İki aylık periyotlarla çıkan sosyalist-kültür dergisi, Siyaset’in 35. sayısı olan, Haziran-Temmuz sayısı ‘Celaliyim, celalisin, celali’ başlığıyla çıktı. Derginin ön kapağında Van Gogh’un ‘Sarı Gökyüzü ve Güneş ile Zeytin Ağaçları’ resmi var.
Dergide, üç sayıdır sürdürülen ‘Ekim Devrimi 100 yaşında’ bölümünde, Samuel Farber’in, ‘‘Demokratik Sovyetlerin yükselişi ve düşüşü’ adlı yazısı Burak Demiryakan’ın çevirisiyle yer alıyor. Derginin bu sayısında, Mustafa Çeçen: ‘olağanüstü devlet biçimi olarak yeni türkiye’ adlı yazısıyla; Mahir Sayın: ‘Milli görüş’ten taşeronluğa bir “proje” olarak AKP’ başlıklı yazısıyla; Onur Hamzaoğlu: ‘Koşullarımız, olanaklarımız ve ödevlerimiz’ başlıklı yazısıyla; SYKP Eş Genel Başkanı Tülay Hatimoğulları: ‘21. yüzyılın firavunlarını barış, demokrasi, özgürlük güçleri yıkacak’ başlıklı yazısıyla; Bereket Kar: ‘Filistin’de açlık grevleri ve Hamas’ın yeni yönelimi…’ başlıklı yazısıyla; Yasin Durak: ‘Perilere inanır mısınız?’ yazısıyla yer alıyor
***
Dergide Reha Keskin’in Fatma Bostan Ünsal ile yaptığı, ‘Hakk’ın yanında olmak’ başlıklı bir röportaj yer alıyor. Fatma Bostan Ünsal, AKP’nin 64 kişilik kurucuları arasında yer almıştı ve AKP içinde çeşitli görevler üstlenmişti. Ünsal, Muş Alparslan Üniversitesi’nde akademisyen olarak görev yaparken “Bu Suça Ortak Olmayacağız” metnine imza attı. Ardından hem AKP’den hem de üniversitedeki görevinden ihraç edildi. Reha Keskin, Ünsal ile geçmişten günümüze AKP’nin politikalarını, OHAL’i, KHK’ları, 16 Nisan’da gerçekleşen referandumu, Türkiye’de kadın olmayı konuştu.

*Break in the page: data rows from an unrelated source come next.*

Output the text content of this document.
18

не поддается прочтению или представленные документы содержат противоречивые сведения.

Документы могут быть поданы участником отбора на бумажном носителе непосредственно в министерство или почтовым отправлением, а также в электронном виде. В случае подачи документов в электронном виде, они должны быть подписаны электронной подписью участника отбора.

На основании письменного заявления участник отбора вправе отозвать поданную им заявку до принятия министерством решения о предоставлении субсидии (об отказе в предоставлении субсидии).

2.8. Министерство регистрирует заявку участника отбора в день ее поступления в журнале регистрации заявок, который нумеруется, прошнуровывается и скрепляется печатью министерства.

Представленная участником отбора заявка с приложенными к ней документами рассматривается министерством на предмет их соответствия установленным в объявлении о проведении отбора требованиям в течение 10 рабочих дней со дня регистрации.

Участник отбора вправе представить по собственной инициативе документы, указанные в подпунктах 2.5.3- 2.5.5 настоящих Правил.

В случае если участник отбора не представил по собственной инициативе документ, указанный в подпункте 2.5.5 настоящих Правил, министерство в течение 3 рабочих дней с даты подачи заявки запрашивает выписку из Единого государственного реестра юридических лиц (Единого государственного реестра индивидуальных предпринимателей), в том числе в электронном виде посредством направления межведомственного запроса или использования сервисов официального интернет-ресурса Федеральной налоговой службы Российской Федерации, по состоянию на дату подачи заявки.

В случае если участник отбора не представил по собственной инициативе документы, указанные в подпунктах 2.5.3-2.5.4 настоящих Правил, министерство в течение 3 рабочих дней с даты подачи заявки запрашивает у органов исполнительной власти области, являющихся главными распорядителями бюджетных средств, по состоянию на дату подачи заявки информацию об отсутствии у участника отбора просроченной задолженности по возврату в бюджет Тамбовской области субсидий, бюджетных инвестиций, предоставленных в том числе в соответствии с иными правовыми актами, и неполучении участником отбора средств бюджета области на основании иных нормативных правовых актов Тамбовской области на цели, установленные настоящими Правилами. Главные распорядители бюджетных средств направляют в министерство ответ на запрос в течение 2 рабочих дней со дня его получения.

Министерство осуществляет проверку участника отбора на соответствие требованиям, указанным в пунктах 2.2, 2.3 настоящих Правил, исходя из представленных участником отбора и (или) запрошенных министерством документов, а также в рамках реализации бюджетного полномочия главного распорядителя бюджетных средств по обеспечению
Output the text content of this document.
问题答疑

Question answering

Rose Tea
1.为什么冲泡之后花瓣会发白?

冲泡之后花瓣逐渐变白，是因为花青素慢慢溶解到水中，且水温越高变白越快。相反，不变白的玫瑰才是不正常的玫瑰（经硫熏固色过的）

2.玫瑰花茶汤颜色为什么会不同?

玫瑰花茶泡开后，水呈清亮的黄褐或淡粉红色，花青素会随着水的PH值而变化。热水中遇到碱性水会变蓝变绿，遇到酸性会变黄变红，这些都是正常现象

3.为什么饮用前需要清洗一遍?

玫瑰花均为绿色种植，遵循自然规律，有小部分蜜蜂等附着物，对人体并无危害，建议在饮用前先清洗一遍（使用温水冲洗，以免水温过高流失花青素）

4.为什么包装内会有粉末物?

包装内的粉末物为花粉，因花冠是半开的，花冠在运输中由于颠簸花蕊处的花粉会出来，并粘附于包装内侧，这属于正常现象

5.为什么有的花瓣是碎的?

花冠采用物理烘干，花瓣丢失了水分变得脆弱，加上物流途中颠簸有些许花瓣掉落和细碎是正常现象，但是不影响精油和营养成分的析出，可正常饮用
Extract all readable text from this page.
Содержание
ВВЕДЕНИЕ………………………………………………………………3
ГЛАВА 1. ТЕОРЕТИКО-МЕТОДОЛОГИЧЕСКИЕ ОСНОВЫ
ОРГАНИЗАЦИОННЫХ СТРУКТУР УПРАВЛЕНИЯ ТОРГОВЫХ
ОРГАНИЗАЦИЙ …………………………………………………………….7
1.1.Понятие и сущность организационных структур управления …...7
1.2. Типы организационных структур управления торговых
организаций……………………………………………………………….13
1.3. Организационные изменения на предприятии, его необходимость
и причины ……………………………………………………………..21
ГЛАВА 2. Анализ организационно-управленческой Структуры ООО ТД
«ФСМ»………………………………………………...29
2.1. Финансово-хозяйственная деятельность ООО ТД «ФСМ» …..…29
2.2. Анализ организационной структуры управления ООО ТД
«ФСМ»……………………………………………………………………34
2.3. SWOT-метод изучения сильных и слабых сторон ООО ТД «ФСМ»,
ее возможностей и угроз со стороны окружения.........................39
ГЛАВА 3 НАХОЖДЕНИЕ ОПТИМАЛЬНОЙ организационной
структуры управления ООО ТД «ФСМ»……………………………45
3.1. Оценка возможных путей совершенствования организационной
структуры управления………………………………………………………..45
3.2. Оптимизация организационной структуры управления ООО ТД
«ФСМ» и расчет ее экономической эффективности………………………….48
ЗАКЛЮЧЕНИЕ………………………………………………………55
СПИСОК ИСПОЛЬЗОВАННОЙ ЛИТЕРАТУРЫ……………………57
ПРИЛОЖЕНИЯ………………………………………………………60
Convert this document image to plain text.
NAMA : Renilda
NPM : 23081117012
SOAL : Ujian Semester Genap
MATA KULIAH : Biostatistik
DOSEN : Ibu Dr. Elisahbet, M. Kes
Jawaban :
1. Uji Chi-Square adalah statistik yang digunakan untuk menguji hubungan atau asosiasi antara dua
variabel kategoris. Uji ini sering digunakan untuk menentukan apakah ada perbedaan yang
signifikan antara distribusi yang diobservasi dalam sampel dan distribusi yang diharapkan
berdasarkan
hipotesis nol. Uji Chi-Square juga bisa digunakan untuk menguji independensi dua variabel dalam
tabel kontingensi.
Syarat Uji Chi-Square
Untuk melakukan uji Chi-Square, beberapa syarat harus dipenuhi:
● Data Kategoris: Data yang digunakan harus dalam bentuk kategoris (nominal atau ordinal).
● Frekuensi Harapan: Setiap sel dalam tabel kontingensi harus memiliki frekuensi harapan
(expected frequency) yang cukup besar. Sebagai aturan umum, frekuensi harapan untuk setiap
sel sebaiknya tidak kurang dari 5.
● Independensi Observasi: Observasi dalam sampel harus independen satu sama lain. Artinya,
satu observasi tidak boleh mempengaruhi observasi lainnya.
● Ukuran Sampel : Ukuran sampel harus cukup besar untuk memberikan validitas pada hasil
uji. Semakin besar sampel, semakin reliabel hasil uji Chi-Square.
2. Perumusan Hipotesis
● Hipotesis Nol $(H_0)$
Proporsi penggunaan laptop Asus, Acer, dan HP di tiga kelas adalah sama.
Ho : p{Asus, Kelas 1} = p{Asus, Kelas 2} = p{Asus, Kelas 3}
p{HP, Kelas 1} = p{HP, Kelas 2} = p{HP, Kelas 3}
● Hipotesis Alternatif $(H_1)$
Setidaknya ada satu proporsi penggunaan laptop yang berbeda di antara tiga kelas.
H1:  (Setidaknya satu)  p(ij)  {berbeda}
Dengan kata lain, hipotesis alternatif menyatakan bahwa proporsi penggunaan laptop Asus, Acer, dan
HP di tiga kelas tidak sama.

Derginin bu sayısı için Yılmaz Yücel, HDP İzmir Milletvekili Ertuğrul Kürkçü ile bir röportaj yaptı. Yılmaz Yücel ‘Türkiye’nin uluslararası meşruiyeti’ başlıklı röportajında Ertuğrul Kürkçü’yle Türkiye’nin dış politikası ve uluslararası ilişkiler zeminindeki yeni konumlanışı üzerine konuştu.
Ekin Demir, HDP Örgütlenmeden Sorumlu Eşgenel Başkan Yardımcısı ve Van Milletvekili Nadir Yıldırım ile referandum sonrası Türkiye ve Ortadoğu’daki gelişmeler ile toplumsal muhalefetin geleceğini konuştu. Söyleşi, dergide ‘Demokratik cumhuriyet için
demokratik direniş’ başlığıyla yer alıyor.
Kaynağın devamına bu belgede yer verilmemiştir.